MONCTON: QUAND LE VOISINAGE NE VEUT PLUS DES ITINÉRANTS
Le programme d’intervention auprès des sans-abris du YMCA de Moncton est forcé de quitter ses locaux sous la pression du voisinage. Le propriétaire des lieux a résilié le bail à la suite des plaintes concernant la clientèle.
Cela fait 17 ans que le programme ReBrancher vient en aide aux sans-abris depuis son centre du 281 rue St. George, un immeuble partagé avec le bureau de Postes Canada. Les personnes vulnérables peuvent y trouver des vêtements, de la nourriture et des produits d’hygiène. Cependant, leur présence dérange. L’organisme a reçu le mois dernier une lettre du propriétaire qui a décidé de résilier le bail plus tôt, soit le 31 mai au lieu de la fin de 2018.

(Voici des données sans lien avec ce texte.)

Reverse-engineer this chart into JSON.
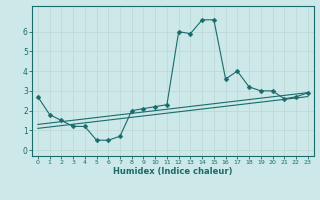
{
  "xlabel": "Humidex (Indice chaleur)",
  "xlim": [
    -0.5,
    23.5
  ],
  "ylim": [
    -0.3,
    7.3
  ],
  "xticks": [
    0,
    1,
    2,
    3,
    4,
    5,
    6,
    7,
    8,
    9,
    10,
    11,
    12,
    13,
    14,
    15,
    16,
    17,
    18,
    19,
    20,
    21,
    22,
    23
  ],
  "yticks": [
    0,
    1,
    2,
    3,
    4,
    5,
    6
  ],
  "bg_color": "#cce8e8",
  "line_color": "#1a6b6b",
  "grid_color": "#c0d8d8",
  "line1_x": [
    0,
    1,
    2,
    3,
    4,
    5,
    6,
    7,
    8,
    9,
    10,
    11,
    12,
    13,
    14,
    15,
    16,
    17,
    18,
    19,
    20,
    21,
    22,
    23
  ],
  "line1_y": [
    2.7,
    1.8,
    1.5,
    1.2,
    1.2,
    0.5,
    0.5,
    0.7,
    2.0,
    2.1,
    2.2,
    2.3,
    6.0,
    5.9,
    6.6,
    6.6,
    3.6,
    4.0,
    3.2,
    3.0,
    3.0,
    2.6,
    2.7,
    2.9
  ],
  "line2_x": [
    0,
    1,
    2,
    3,
    4,
    5,
    6,
    7,
    8,
    9,
    10,
    11,
    12,
    13,
    14,
    15,
    16,
    17,
    18,
    19,
    20,
    21,
    22,
    23
  ],
  "line2_y": [
    1.3,
    1.37,
    1.44,
    1.51,
    1.58,
    1.65,
    1.72,
    1.79,
    1.86,
    1.93,
    2.0,
    2.07,
    2.14,
    2.21,
    2.28,
    2.35,
    2.42,
    2.49,
    2.56,
    2.63,
    2.7,
    2.77,
    2.84,
    2.91
  ],
  "line3_x": [
    0,
    1,
    2,
    3,
    4,
    5,
    6,
    7,
    8,
    9,
    10,
    11,
    12,
    13,
    14,
    15,
    16,
    17,
    18,
    19,
    20,
    21,
    22,
    23
  ],
  "line3_y": [
    1.1,
    1.17,
    1.24,
    1.31,
    1.38,
    1.45,
    1.52,
    1.59,
    1.66,
    1.73,
    1.8,
    1.87,
    1.94,
    2.01,
    2.08,
    2.15,
    2.22,
    2.29,
    2.36,
    2.43,
    2.5,
    2.57,
    2.64,
    2.71
  ]
}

Cela faisait plusieurs années que des résidents et des entreprises avoisinantes se plaignaient de l’existence du centre. La GRC est intervenue à quelques reprises pour régler des conflits.
La décision a tout de même surpris Lisa Ryan, directrice par intérim du programme.
«Nous avons essayé de travailler à atténuer les préoccupations en installant des caméras vidéo, en augmentant la supervision sur place et en encourageant les clients à éviter de se rassembler autour de l’immeuble, assure-t-elle. Malheureusement, ces efforts n’ont pas calmé les personnes préoccupées. Nous espérons trouver un endroit abordable et durable où déménager, car le problème de l’itinérance ne disparaîtra certainement pas.»
L’organisme a jusqu’à la fin mai pour trouver un nouvel emplacement. Lisa Ryan espère pouvoir s’installer ailleurs dans le quartier, particulièrement touché par la pauvreté.
«Nous sommes très déçus et nous espérons
obtenir l’aide de la collectivité pour trouver un nouveau chez soi», lance-t-elle.
Mis sur pied par le YMCA en 2001, le programme d’intervention dans la rue devait répondre aux besoins urgents des itinérants qui réclamaient de l’aide.
Désormais, l’équipe de ReBrancher les aide aussi à entrer en contact avec les bonnes ressources communautaires et à se sortir de leur situation à plus long terme.
DÉPLACER LE PROBLÈME
Depuis 2016, Michel Mondesir va à la rencontre des sans-abris dans les rues de Moncton. L’intervenant communautaire du YMCA engage le dialogue pour leur apporter un soutien et les guider vers les ressources en matière d’hébergement, d’insertion ou de santé.
La nouvelle de l’éviction l’a ébranlé «C’est choquant, lâche-t-il. Ça ne va pas être facile de trouver un autre endroit...»
Michel Mondesir reproche à la communauté de vouloir déplacer le problème de l’itinérance plutôt que de s’y attaquer.
«Beaucoup de personnes ne veulent pas voir les pauvres. Il y a comme un tabou, c’est triste et ce n’est pas humain. La pauvreté existe et continuera d’exister.»
L’intervenant croit que les services offerts par le YMCA sont plus nécessaires que jamais.
En 2017, le centre d’accueil a reçu plus de 5750 visites.
Ce sont même 307 clients qui sont venus pour la première fois l’an dernier, ce qui représente une augmentation de 20% par rapport à 2016.
L’équipe envisage actuellement de changer sa façon de faire pour ne pas se confronter à la même situation à l’avenir.
Les employés pourraient être amenés à ne plus accueillir les clients dans les locaux, mais à les rencontrer davantage dans la rue.